Ultimately, the goal of a control plane is to set policy that will eventually be enacted by the data plane. More advanced control planes will abstract more of the system from the operator and require less handholding (assuming they are working correctly!).
Data plane vs. control plane summary
- Service mesh data plane: Touches every packet/request in the system. Responsible for service discovery, health checking, routing, load balancing, authentication/authorization, and observability.
- Service mesh control plane: Provides policy and configuration for all of the running data planes in the mesh. Does not touch any packets/requests in the system. The control plane turns all of the data planes into a distributed system.
Current project landscape
With the above explanation out of the way, let’s take a look at the current service mesh landscape.
Instead of doing an in-depth analysis of each solution above, I’m going to briefly touch on some of the points that I think are causing the majority of the ecosystem confusion right now.

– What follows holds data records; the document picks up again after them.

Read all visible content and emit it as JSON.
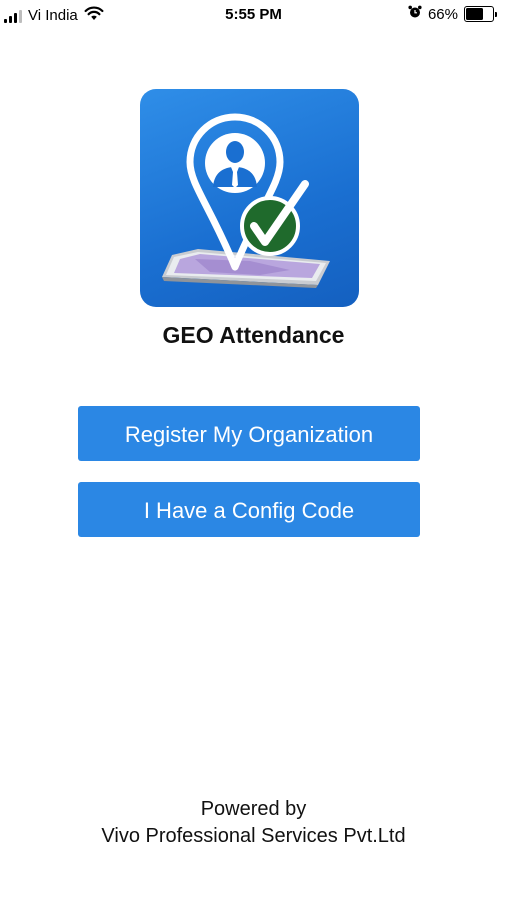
{
  "status_bar": {
    "carrier": "Vi India",
    "time": "5:55 PM",
    "battery_percent": "66%",
    "battery_level": 0.66,
    "icons": [
      "signal-icon",
      "wifi-icon",
      "alarm-icon",
      "battery-icon"
    ]
  },
  "app": {
    "title": "GEO Attendance",
    "logo": "geo-attendance-logo"
  },
  "buttons": {
    "register_label": "Register My Organization",
    "config_label": "I Have a Config Code"
  },
  "footer": {
    "powered_by": "Powered by",
    "company": "Vivo Professional Services Pvt.Ltd"
  },
  "colors": {
    "button_blue": "#2b87e4",
    "icon_blue": "#1a6fd1",
    "check_green": "#1f6a2c"
  }
}
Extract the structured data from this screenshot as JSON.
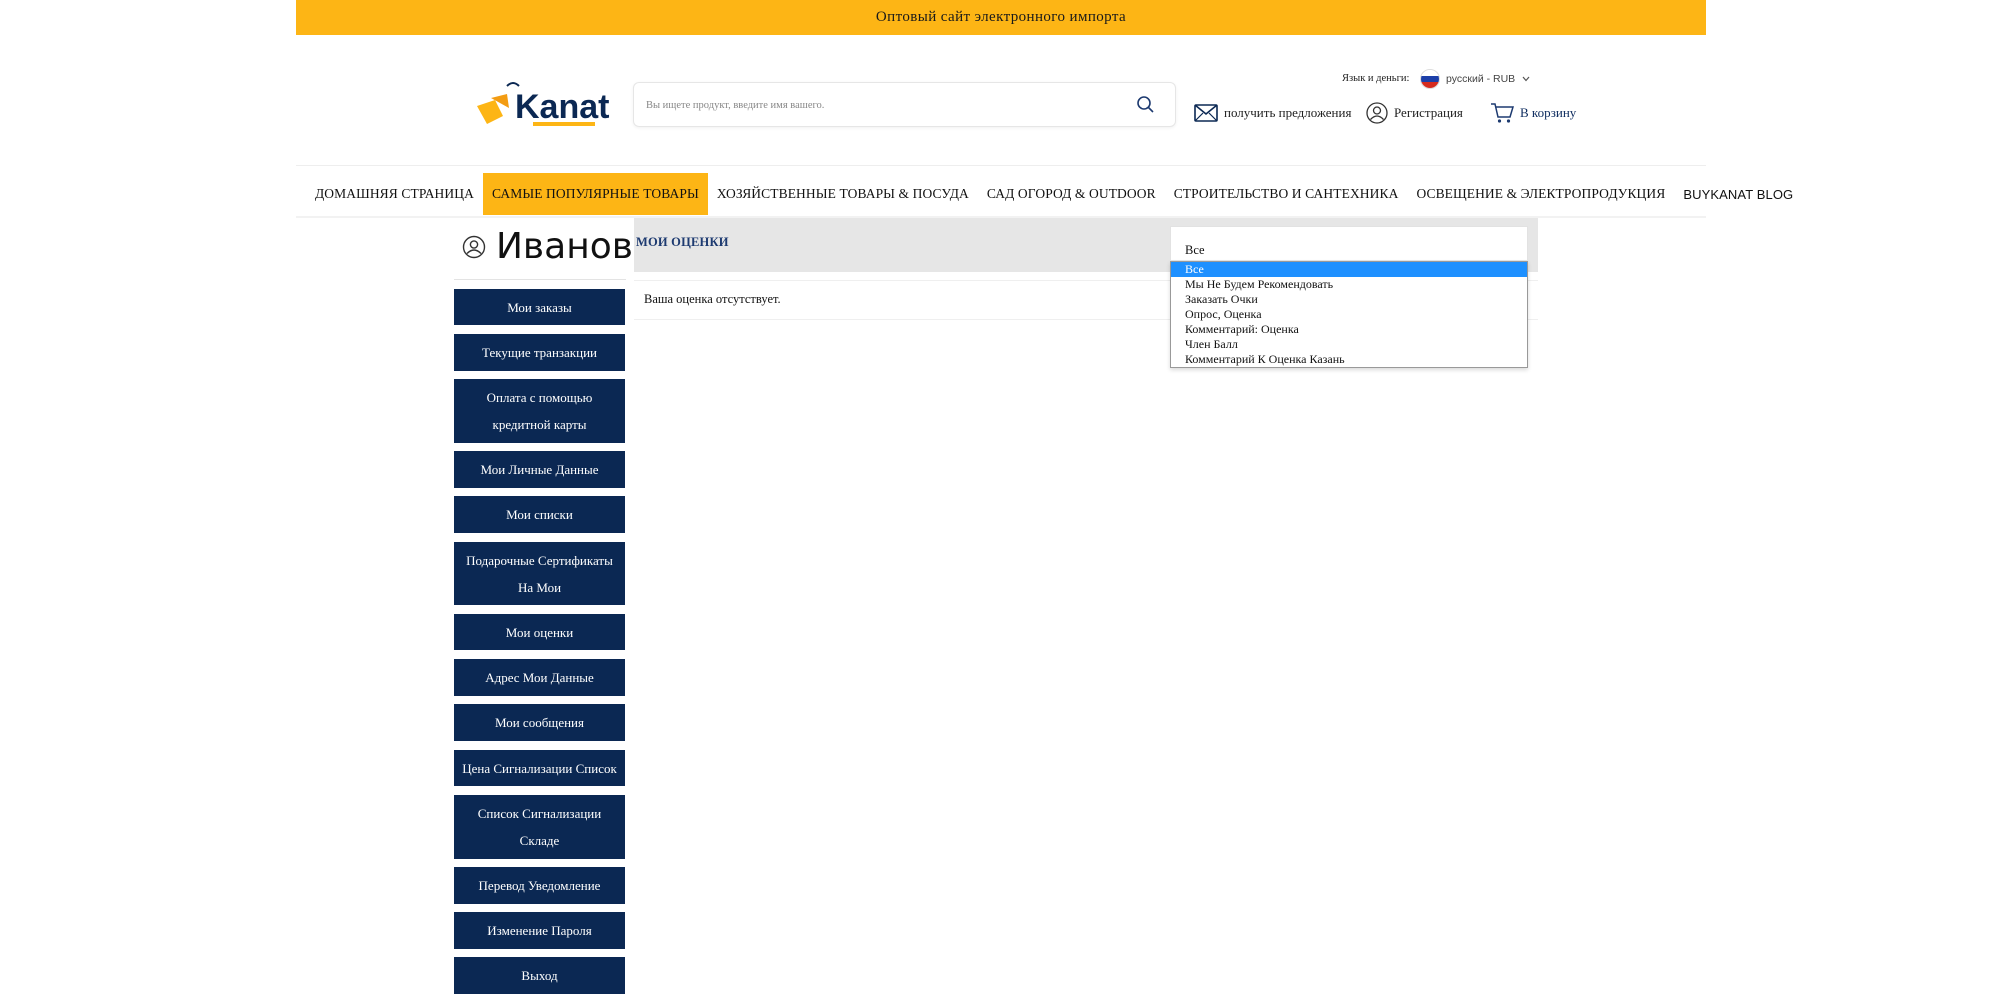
{
  "topbar": {
    "text": "Оптовый сайт электронного импорта"
  },
  "header": {
    "logo_text": "Kanat",
    "search_placeholder": "Вы ищете продукт, введите имя вашего.",
    "lang_label": "Язык и деньги:",
    "lang_value": "русский - RUB",
    "offers": "получить предложения",
    "register": "Регистрация",
    "cart": "В корзину"
  },
  "nav": {
    "items": [
      "ДОМАШНЯЯ СТРАНИЦА",
      "САМЫЕ ПОПУЛЯРНЫЕ ТОВАРЫ",
      "ХОЗЯЙСТВЕННЫЕ ТОВАРЫ & ПОСУДА",
      "САД ОГОРОД & OUTDOOR",
      "СТРОИТЕЛЬСТВО И САНТЕХНИКА",
      "ОСВЕЩЕНИЕ & ЭЛЕКТРОПРОДУКЦИЯ",
      "BUYKANAT BLOG"
    ],
    "active_index": 1
  },
  "sidebar": {
    "user_name": "Иванов",
    "items": [
      "Мои заказы",
      "Текущие транзакции",
      "Оплата с помощью кредитной карты",
      "Мои Личные Данные",
      "Мои списки",
      "Подарочные Сертификаты На Мои",
      "Мои оценки",
      "Адрес Мои Данные",
      "Мои сообщения",
      "Цена Сигнализации Список",
      "Список Сигнализации Складе",
      "Перевод Уведомление",
      "Изменение Пароля",
      "Выход"
    ]
  },
  "main": {
    "title": "МОИ ОЦЕНКИ",
    "empty_message": "Ваша оценка отсутствует.",
    "filter": {
      "selected": "Все",
      "options": [
        "Все",
        "Мы Не Будем Рекомендовать",
        "Заказать Очки",
        "Опрос, Оценка",
        "Комментарий: Оценка",
        "Член Балл",
        "Комментарий К Оценка Казань"
      ],
      "highlighted_index": 0
    }
  },
  "colors": {
    "accent_yellow": "#fdb515",
    "navy": "#0b2853",
    "title_blue": "#1d3a70",
    "option_highlight": "#1e90ff"
  }
}
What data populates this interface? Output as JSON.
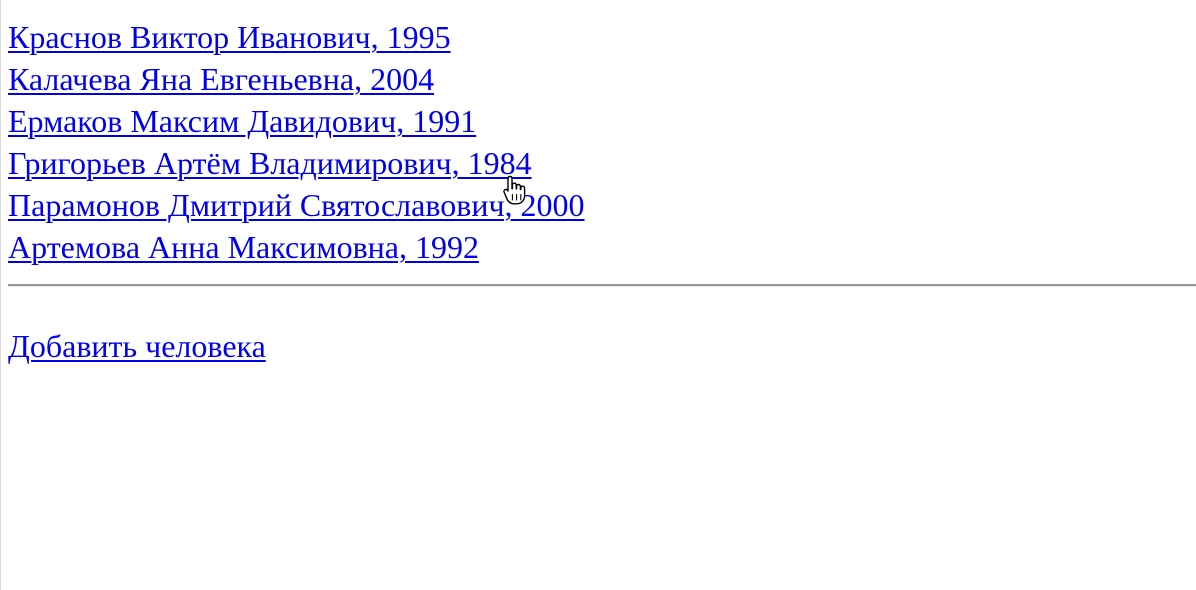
{
  "people": [
    {
      "label": "Краснов Виктор Иванович, 1995"
    },
    {
      "label": "Калачева Яна Евгеньевна, 2004"
    },
    {
      "label": "Ермаков Максим Давидович, 1991"
    },
    {
      "label": "Григорьев Артём Владимирович, 1984"
    },
    {
      "label": "Парамонов Дмитрий Святославович, 2000"
    },
    {
      "label": "Артемова Анна Максимовна, 1992"
    }
  ],
  "actions": {
    "add_person_label": "Добавить человека"
  },
  "colors": {
    "link": "#0000ee",
    "rule": "#9a9a9a",
    "background": "#ffffff"
  },
  "icons": {
    "cursor": "hand-pointer-cursor-icon"
  }
}
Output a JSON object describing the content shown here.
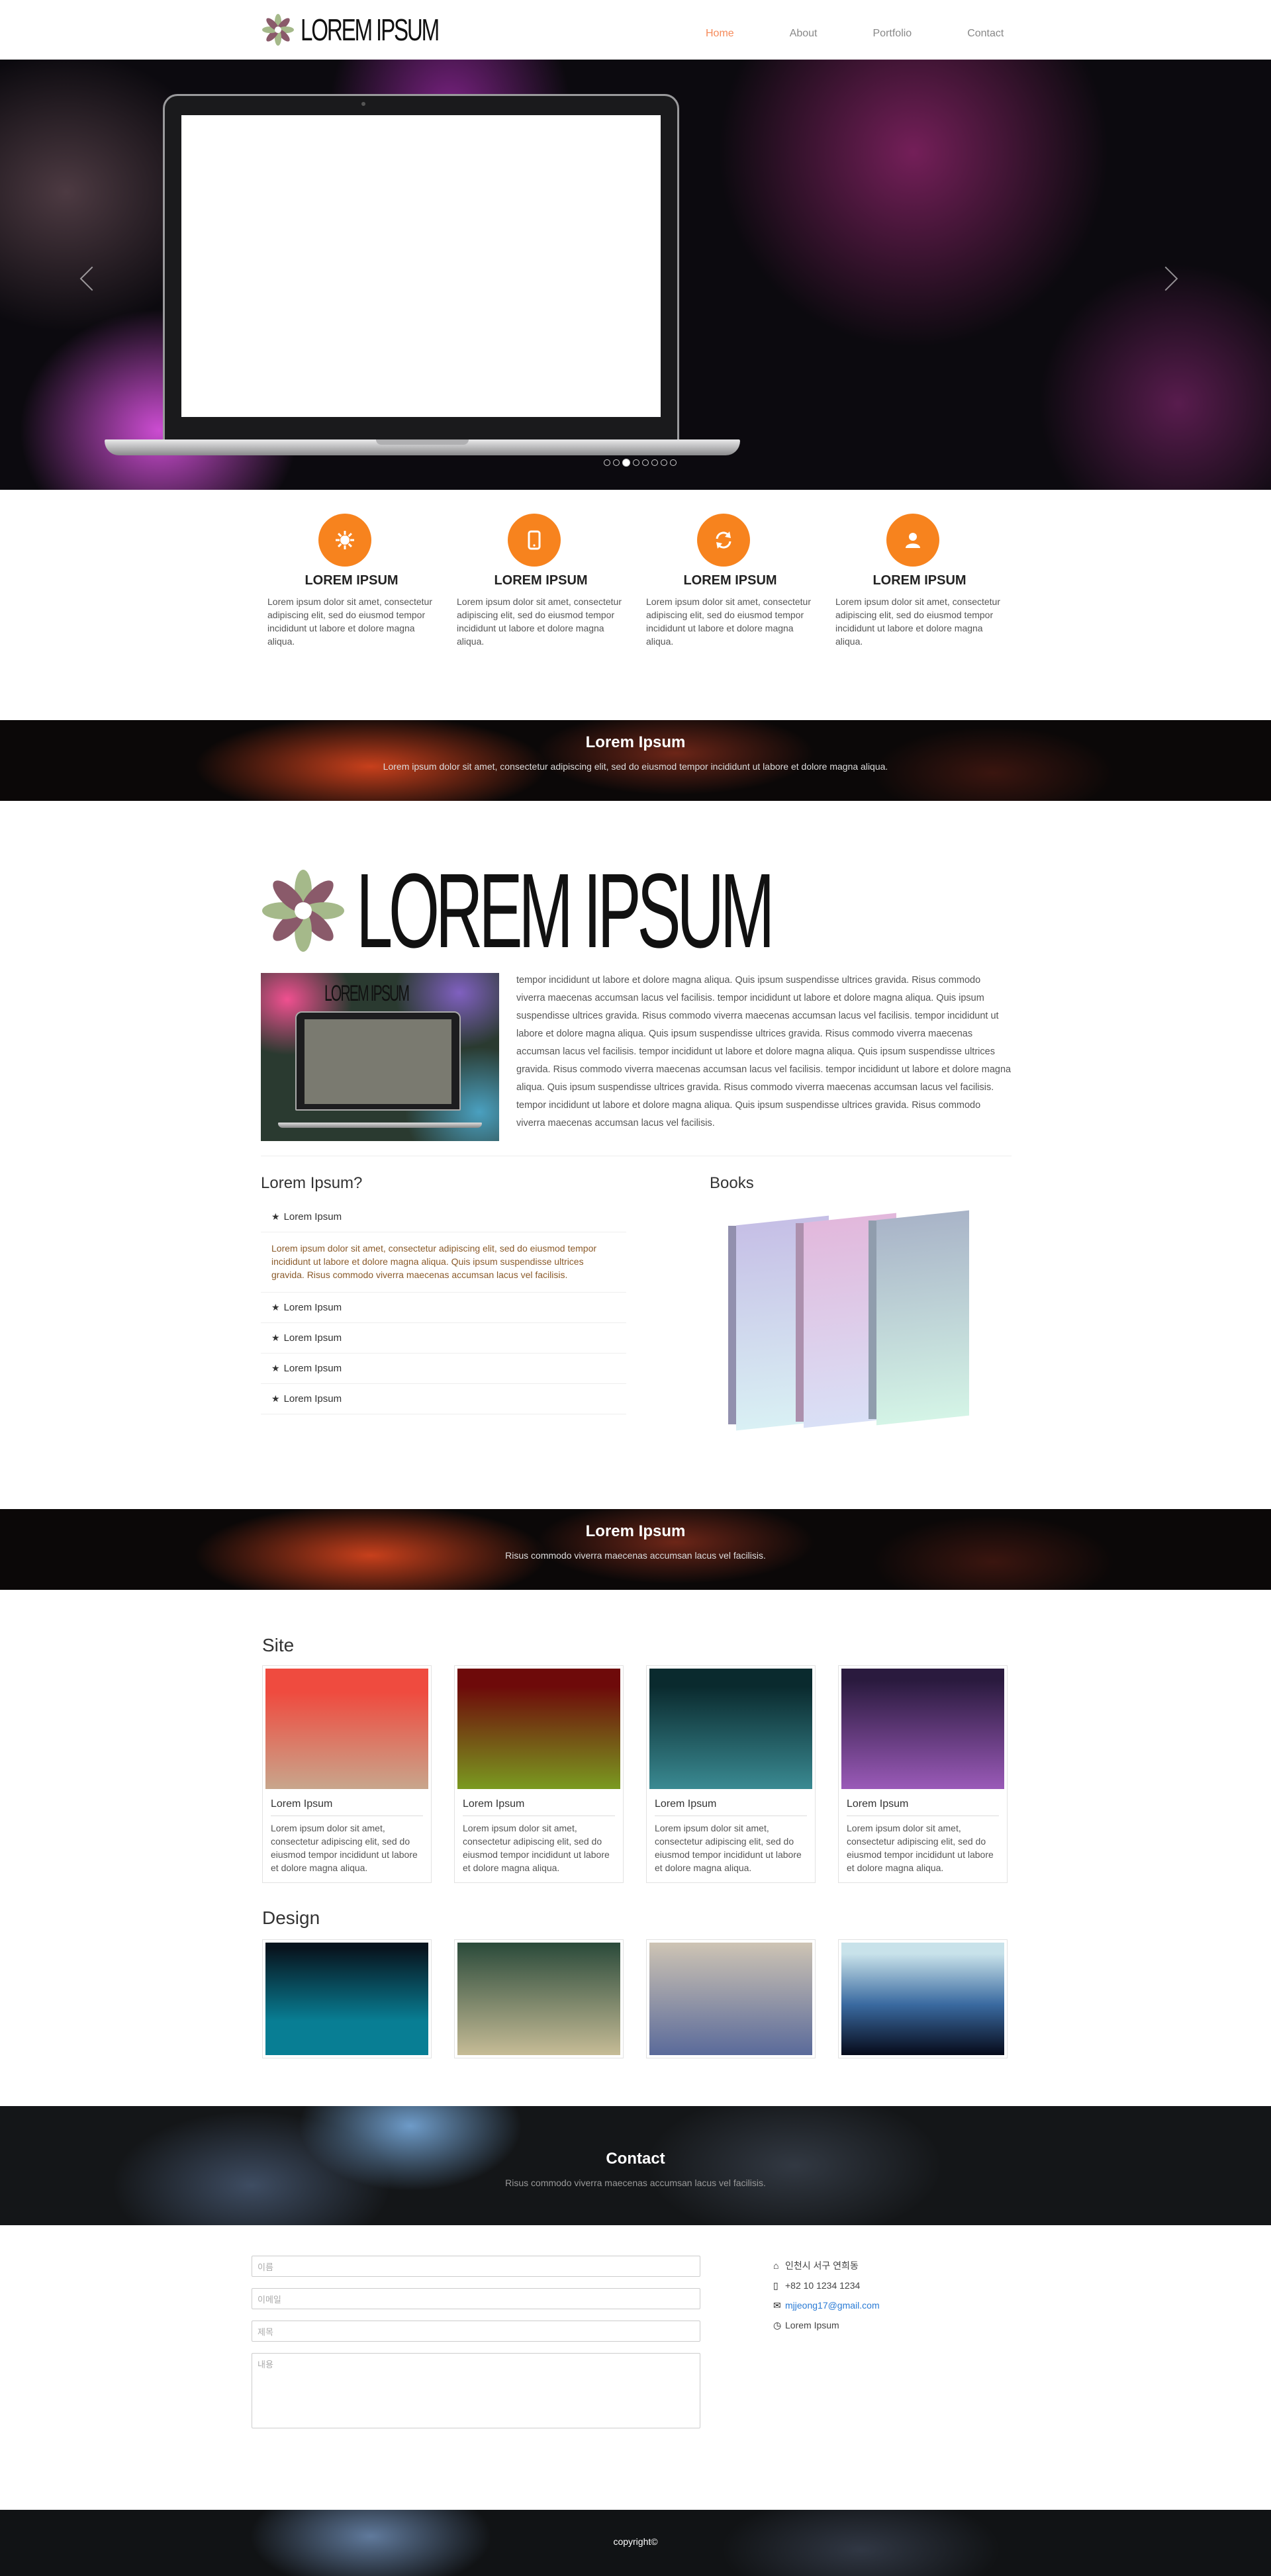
{
  "nav": {
    "logo_text": "LOREM IPSUM",
    "menu": [
      "Home",
      "About",
      "Portfolio",
      "Contact"
    ],
    "accent": "#f58a5a"
  },
  "hero": {
    "slide_count": 8,
    "active_slide": 3
  },
  "features": [
    {
      "icon": "sun-icon",
      "title": "LOREM IPSUM",
      "text": "Lorem ipsum dolor sit amet, consectetur adipiscing elit, sed do eiusmod tempor incididunt ut labore et dolore magna aliqua."
    },
    {
      "icon": "phone-icon",
      "title": "LOREM IPSUM",
      "text": "Lorem ipsum dolor sit amet, consectetur adipiscing elit, sed do eiusmod tempor incididunt ut labore et dolore magna aliqua."
    },
    {
      "icon": "refresh-icon",
      "title": "LOREM IPSUM",
      "text": "Lorem ipsum dolor sit amet, consectetur adipiscing elit, sed do eiusmod tempor incididunt ut labore et dolore magna aliqua."
    },
    {
      "icon": "user-icon",
      "title": "LOREM IPSUM",
      "text": "Lorem ipsum dolor sit amet, consectetur adipiscing elit, sed do eiusmod tempor incididunt ut labore et dolore magna aliqua."
    }
  ],
  "banner1": {
    "title": "Lorem Ipsum",
    "text": "Lorem ipsum dolor sit amet, consectetur adipiscing elit, sed do eiusmod tempor incididunt ut labore et dolore magna aliqua."
  },
  "about": {
    "logo_text": "LOREM IPSUM",
    "image_logo": "LOREM IPSUM",
    "paragraph": "tempor incididunt ut labore et dolore magna aliqua. Quis ipsum suspendisse ultrices gravida. Risus commodo viverra maecenas accumsan lacus vel facilisis. tempor incididunt ut labore et dolore magna aliqua. Quis ipsum suspendisse ultrices gravida. Risus commodo viverra maecenas accumsan lacus vel facilisis. tempor incididunt ut labore et dolore magna aliqua. Quis ipsum suspendisse ultrices gravida. Risus commodo viverra maecenas accumsan lacus vel facilisis. tempor incididunt ut labore et dolore magna aliqua. Quis ipsum suspendisse ultrices gravida. Risus commodo viverra maecenas accumsan lacus vel facilisis. tempor incididunt ut labore et dolore magna aliqua. Quis ipsum suspendisse ultrices gravida. Risus commodo viverra maecenas accumsan lacus vel facilisis. tempor incididunt ut labore et dolore magna aliqua. Quis ipsum suspendisse ultrices gravida. Risus commodo viverra maecenas accumsan lacus vel facilisis."
  },
  "faq": {
    "title": "Lorem Ipsum?",
    "items": [
      "Lorem Ipsum",
      "Lorem Ipsum",
      "Lorem Ipsum",
      "Lorem Ipsum",
      "Lorem Ipsum"
    ],
    "open_body": "Lorem ipsum dolor sit amet, consectetur adipiscing elit, sed do eiusmod tempor incididunt ut labore et dolore magna aliqua. Quis ipsum suspendisse ultrices gravida. Risus commodo viverra maecenas accumsan lacus vel facilisis."
  },
  "books": {
    "title": "Books"
  },
  "banner2": {
    "title": "Lorem Ipsum",
    "text": "Risus commodo viverra maecenas accumsan lacus vel facilisis."
  },
  "site": {
    "title": "Site",
    "cards": [
      {
        "title": "Lorem Ipsum",
        "text": "Lorem ipsum dolor sit amet, consectetur adipiscing elit, sed do eiusmod tempor incididunt ut labore et dolore magna aliqua."
      },
      {
        "title": "Lorem Ipsum",
        "text": "Lorem ipsum dolor sit amet, consectetur adipiscing elit, sed do eiusmod tempor incididunt ut labore et dolore magna aliqua."
      },
      {
        "title": "Lorem Ipsum",
        "text": "Lorem ipsum dolor sit amet, consectetur adipiscing elit, sed do eiusmod tempor incididunt ut labore et dolore magna aliqua."
      },
      {
        "title": "Lorem Ipsum",
        "text": "Lorem ipsum dolor sit amet, consectetur adipiscing elit, sed do eiusmod tempor incididunt ut labore et dolore magna aliqua."
      }
    ]
  },
  "design": {
    "title": "Design"
  },
  "contact": {
    "title": "Contact",
    "text": "Risus commodo viverra maecenas accumsan lacus vel facilisis.",
    "form": {
      "name_placeholder": "이름",
      "email_placeholder": "이메일",
      "subject_placeholder": "제목",
      "message_placeholder": "내용"
    },
    "info": {
      "address": "인천시 서구 연희동",
      "phone": "+82 10 1234 1234",
      "email": "mjjeong17@gmail.com",
      "other": "Lorem Ipsum"
    }
  },
  "footer": {
    "text": "copyright©"
  }
}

Linkerd was one of the first service mesh data plane proxies on the scene in early 2016 and has done a fantastic job of increasing awareness and excitement around the service mesh design pattern. Envoy followed about 6 months later (though was in production at Lyft since late 2015). Linkerd and Envoy are the two projects that are most commonly mentioned when discussing “service meshes.”
Istio was announced May, 2017. The project goals of Istio look very much like the advanced control plane illustrated in figure 3. The default proxy of Istio is Envoy. Thus, Istio is the control plane and Envoy is the data plane. In a short time, Istio has garnered a lot of excitement, and other data planes have begun integrations as a replacement for Envoy (both Linkerd and NGINX have demonstrated Istio integration). The fact that it’s possible for a single control plane to use different data planes means that the control plane and data plane are not necessarily tightly coupled. An API such as Envoy’s universal data plane API can form a bridge between the two pieces of the system.
Nelson and SmartStack help further illustrate the control plane vs. data plane divide. Nelson uses Envoy as its proxy and builds a robust service mesh control plane around the HashiCorp stack (i.e. Nomad, etc.). SmartStack was perhaps the first of the new wave of service meshes. SmartStack forms a control plane around HAProxy or NGINX, further demonstrating that it’s possible to decouple the service mesh control plane and the data plane.
The service mesh microservice networking space is getting a lot of attention right now (rightly so!) with more projects and vendors entering all the time. Over the next several years, we will see a lot of innovation in both data planes and control planes, and further intermixing of the various components. The ultimate result should be microservice networking that is more transparent and magical to the (hopefully less and less grumpy) operator.
- A service mesh is composed of two disparate pieces: the data plane and the control plane. Both are required. Without both the system will not work.
- Everyone is familiar with the control plane — albeit the control plane might be you!
- All of the data planes compete with each other on features, performance, configurability, and extensibility.
- All of the control planes compete with each other on features, configurability, extensibility, and usability.
- A single control plane may contain the right abstractions and APIs such that multiple data planes can be used.